3. Il ressort des pièces du dossier que la protection fonctionnelle a été accordée par Tours métropole Val de Loire à M. F au titre de ses fonctions de président de cette collectivité, par délibération du bureau métropolitain du 1er juillet 2021. Par suite, la métropole n'a pas commis d'erreur de droit en se fondant sur les dispositions encadrant la protection fonctionnelle qui peut être octroyée aux présidents et vice-présidents des établissements publics de coopération intercommunale, plus restrictives que celles applicables aux agents publics. Par suite, le moyen tiré de l'erreur de droit doit être écarté.

4. En second lieu, la décision prise par l'administration de refuser le paiement de certaines factures présentées par l'avocat de l'élu bénéficiaire de la protection, s'inscrit dans le cadre des relations entre la collectivité publique et l'élu, l'administration n'étant ni cliente, ni bénéficiaire des prestations de l'avocat, ni substituée dans les droits de l'élu et ce alors même qu'elle aurait signé avec l'avocat une convention relative au montant des honoraires pris en charge.

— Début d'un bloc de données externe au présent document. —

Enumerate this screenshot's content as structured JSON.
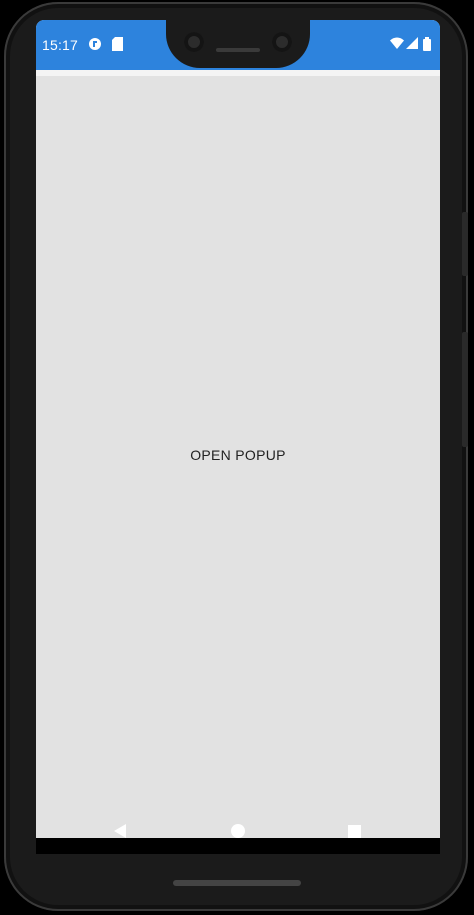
{
  "status_bar": {
    "time": "15:17",
    "left_icons": [
      "settings-badge-icon",
      "sim-card-icon"
    ],
    "right_icons": [
      "wifi-icon",
      "signal-icon",
      "battery-icon"
    ],
    "color": "#2d83dd"
  },
  "content": {
    "open_popup_label": "OPEN POPUP"
  },
  "navigation": {
    "buttons": [
      "back-icon",
      "home-icon",
      "recents-icon"
    ]
  },
  "colors": {
    "background": "#e2e2e2",
    "accent": "#2d83dd"
  }
}
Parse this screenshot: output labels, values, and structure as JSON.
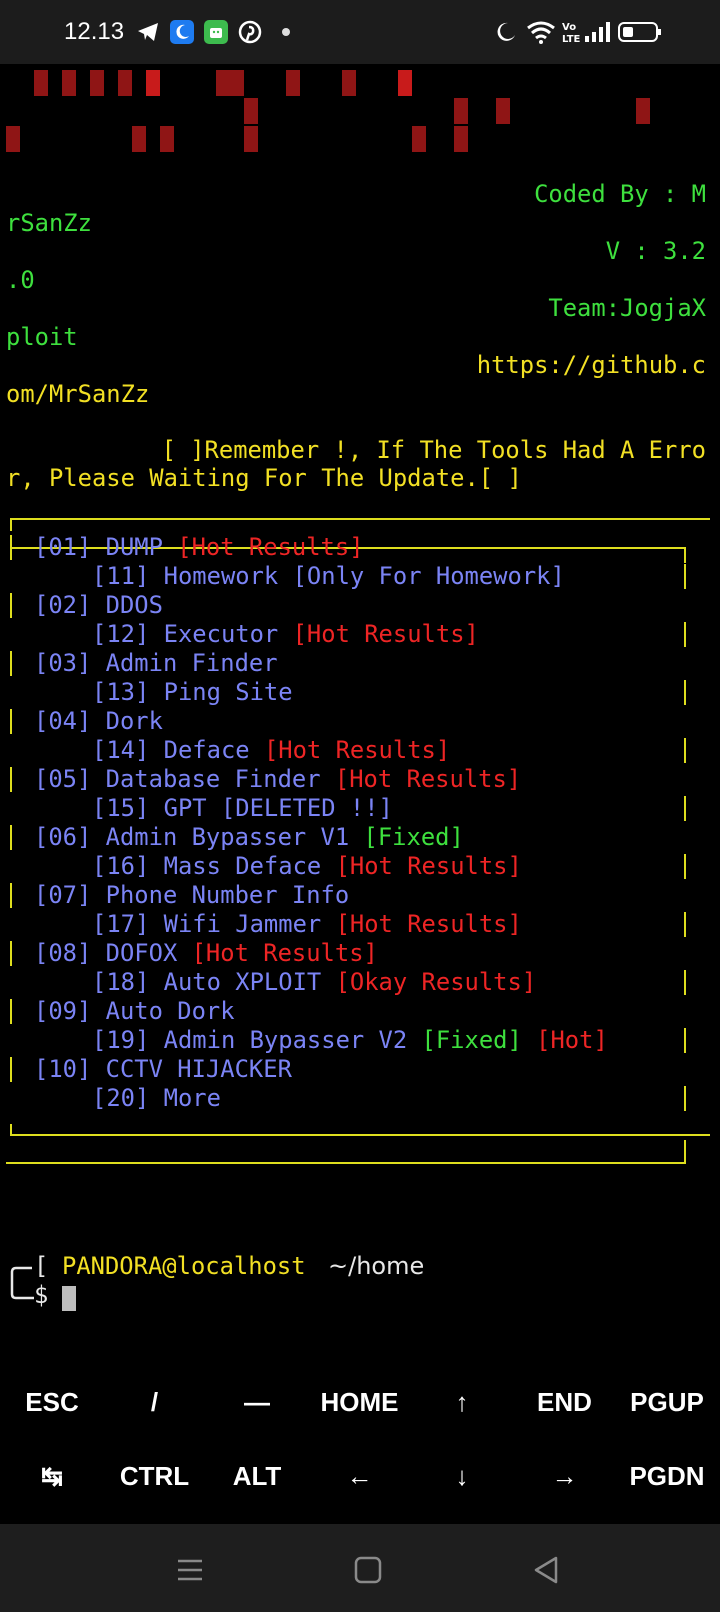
{
  "status_bar": {
    "time": "12.13",
    "icons": [
      "telegram-icon",
      "moon-app-icon",
      "android-app-icon",
      "pinterest-icon",
      "notification-dot-icon",
      "do-not-disturb-icon",
      "wifi-icon",
      "volte-icon",
      "signal-icon",
      "battery-icon"
    ]
  },
  "colors": {
    "green": "#3ee03e",
    "yellow": "#f2e024",
    "blue": "#7b84f5",
    "red": "#ee2525",
    "box": "#dede1e"
  },
  "credits": {
    "coded_by_1": "Coded By : M",
    "coded_by_2": "rSanZz",
    "version_1": "V : 3.2",
    "version_2": ".0",
    "team_1": "Team:JogjaX",
    "team_2": "ploit",
    "url_1": "https://github.c",
    "url_2": "om/MrSanZz"
  },
  "notice": {
    "line1": "[ ]Remember !, If The Tools Had A Erro",
    "line2": "r, Please Waiting For The Update.[ ]"
  },
  "menu": [
    {
      "num": "[01]",
      "name": "DUMP",
      "tag": "[Hot Results]",
      "tag_color": "red"
    },
    {
      "num": "[11]",
      "name": "Homework",
      "tag": "[Only For Homework]",
      "tag_color": "blue"
    },
    {
      "num": "[02]",
      "name": "DDOS",
      "tag": "",
      "tag_color": ""
    },
    {
      "num": "[12]",
      "name": "Executor",
      "tag": "[Hot Results]",
      "tag_color": "red"
    },
    {
      "num": "[03]",
      "name": "Admin Finder",
      "tag": "",
      "tag_color": ""
    },
    {
      "num": "[13]",
      "name": "Ping Site",
      "tag": "",
      "tag_color": ""
    },
    {
      "num": "[04]",
      "name": "Dork",
      "tag": "",
      "tag_color": ""
    },
    {
      "num": "[14]",
      "name": "Deface",
      "tag": "[Hot Results]",
      "tag_color": "red"
    },
    {
      "num": "[05]",
      "name": "Database Finder",
      "tag": "[Hot Results]",
      "tag_color": "red"
    },
    {
      "num": "[15]",
      "name": "GPT",
      "tag": "[DELETED !!]",
      "tag_color": "blue"
    },
    {
      "num": "[06]",
      "name": "Admin Bypasser V1",
      "tag": "[Fixed]",
      "tag_color": "green"
    },
    {
      "num": "[16]",
      "name": "Mass Deface",
      "tag": "[Hot Results]",
      "tag_color": "red"
    },
    {
      "num": "[07]",
      "name": "Phone Number Info",
      "tag": "",
      "tag_color": ""
    },
    {
      "num": "[17]",
      "name": "Wifi Jammer",
      "tag": "[Hot Results]",
      "tag_color": "red"
    },
    {
      "num": "[08]",
      "name": "DOFOX",
      "tag": "[Hot Results]",
      "tag_color": "red"
    },
    {
      "num": "[18]",
      "name": "Auto XPLOIT",
      "tag": "[Okay Results]",
      "tag_color": "red"
    },
    {
      "num": "[09]",
      "name": "Auto Dork",
      "tag": "",
      "tag_color": ""
    },
    {
      "num": "[19]",
      "name": "Admin Bypasser V2",
      "tag": "[Fixed]",
      "tag_color": "green",
      "tag2": "[Hot]",
      "tag2_color": "red"
    },
    {
      "num": "[10]",
      "name": "CCTV HIJACKER",
      "tag": "",
      "tag_color": ""
    },
    {
      "num": "[20]",
      "name": "More",
      "tag": "",
      "tag_color": ""
    }
  ],
  "prompt": {
    "open_bracket": "[",
    "user_host": "PANDORA@localhost",
    "path": "~/home",
    "symbol": "$"
  },
  "extra_keys": {
    "row1": [
      "ESC",
      "/",
      "—",
      "HOME",
      "↑",
      "END",
      "PGUP"
    ],
    "row2": [
      "↹",
      "CTRL",
      "ALT",
      "←",
      "↓",
      "→",
      "PGDN"
    ]
  },
  "nav_bar": {
    "icons": [
      "menu-icon",
      "home-icon",
      "back-icon"
    ]
  }
}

5. Il ressort des pièces du dossier, d'une part, que la délibération n° B_21_07_01_020 du 1er juillet 2021 du bureau métropolitain de Tours Métropole Val de Loire et la délibération n° B_21_11_25_001 du 25 novembre 2021 de cette même instance, accordent la protection fonctionnelle à M. F. Si ces délibérations créent ainsi des droits à son égard, elles ne créent pas pour autant un droit pour l'avocat qu'il a choisi de voir ses factures réglées par la collectivité. D'autre part, la convention conclue le 18 octobre 2021 par Tours métropole Val de Loire avec Me H, qui a pour objet de déterminer le montant des honoraires pris en charge par la collectivité publique et de fixer les modalités pratiques de cette prise en charge en organisant leur règlement direct à l'avocat, ne se substitue pas à l'accord passé par l'élu avec son avocat. Par suite, M. H n'est pas fondé à soutenir que Tours métropole Val de Loire aurait commis une erreur de fait et une erreur d'appréciation en refusant de payer la facture qu'il lui a adressée le 21 octobre 2021. Les moyens ne peuvent dès lors qu'être écartés.

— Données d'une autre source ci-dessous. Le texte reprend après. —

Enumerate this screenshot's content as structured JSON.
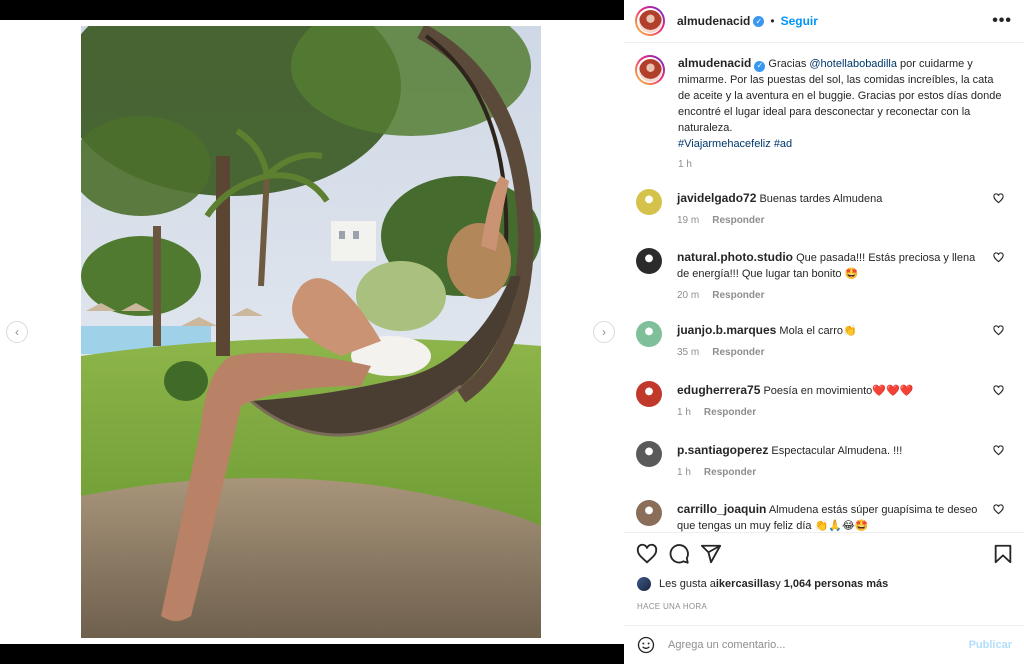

6. Il résulte de ce qui précède que les conclusions présentées par M. H tendant à l'annulation de la décision du 21 juin 2022 de Tours métropole Val de Loire lui refusant le paiement de ses honoraires doivent être rejetées ainsi que, par voie de conséquence, ses conclusions à fin d'injonction.

7. Les dispositions de l'article L. 761-1 du code de justice administrative font obstacle à ce que soit mise à la charge de Tours métropole Val de Loire, qui n'est pas la partie perdante dans la présente instance, la somme que demande M. H au titre des frais exposés par lui et non compris dans les dépens. Il n'y a pas lieu, dans les circonstances de l'espèce, de faire application de ces dispositions et de mettre à la charge de M. H la somme sollicitée par Tours métropole Val de Loire au même titre.

D É C I D E :

Article 1er : La requête de M. H est rejetée.

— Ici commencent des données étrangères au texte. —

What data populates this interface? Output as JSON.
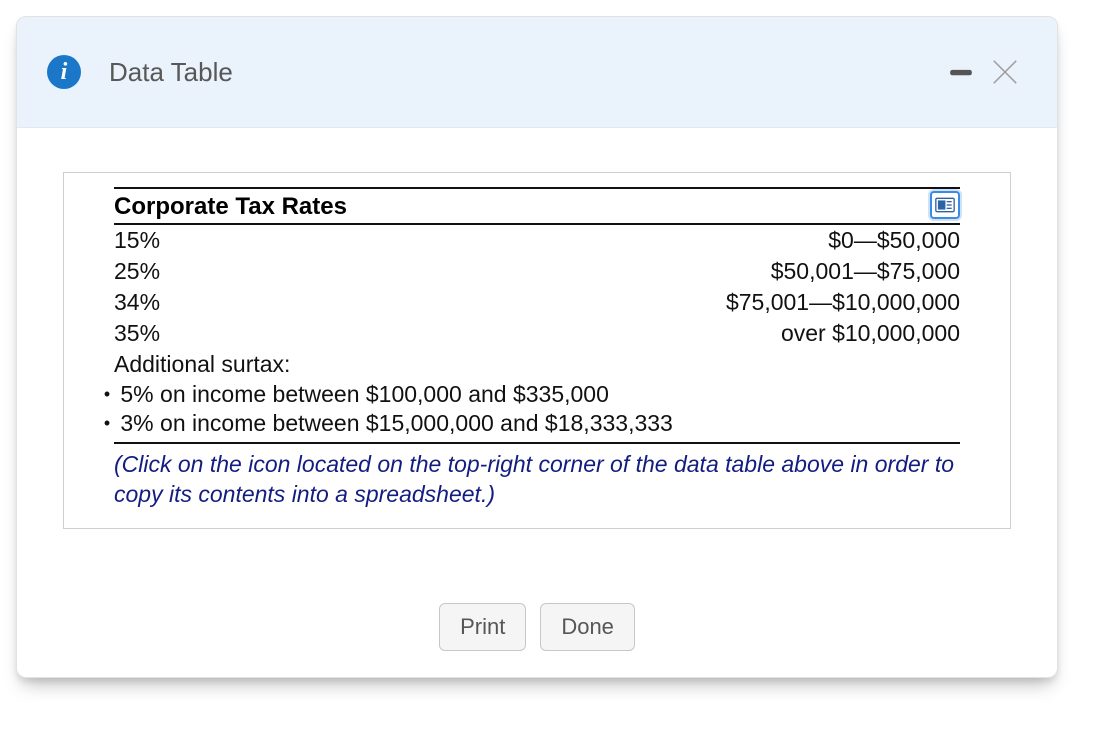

Article 2 : Les conclusions de Tours métropole Val-de-Loire présentées sur le fondement de l'article L. 761-1 du code de justice administrative sont rejetées.

Article 3 : Le présent jugement sera notifié à M. C H et à Tours métropole Val de Loire.

Délibéré après l'audience du 15 juin 2023, à laquelle siégeaient :

Mme Patricia Rouault-Chalier, présidente,

M. Sébastien Viéville, premier conseiller,

Mme Pauline Bernard, première conseillère.

Rendu public par mise à disposition au greffe le 6 juillet 2023.

La rapporteure,

Pauline BERNARD

La présidente,

Patricia ROUAULT-CHALIER

La greffière,

Nadine REUBRECHT

La République mande et ordonne au préfet d'Indre-et-Loire en ce qui le concerne ou à tous commissaires de justice à ce requis en ce qui concerne les voies de droit commun contre les parties privées, de pourvoir à l'exécution de la présente décision.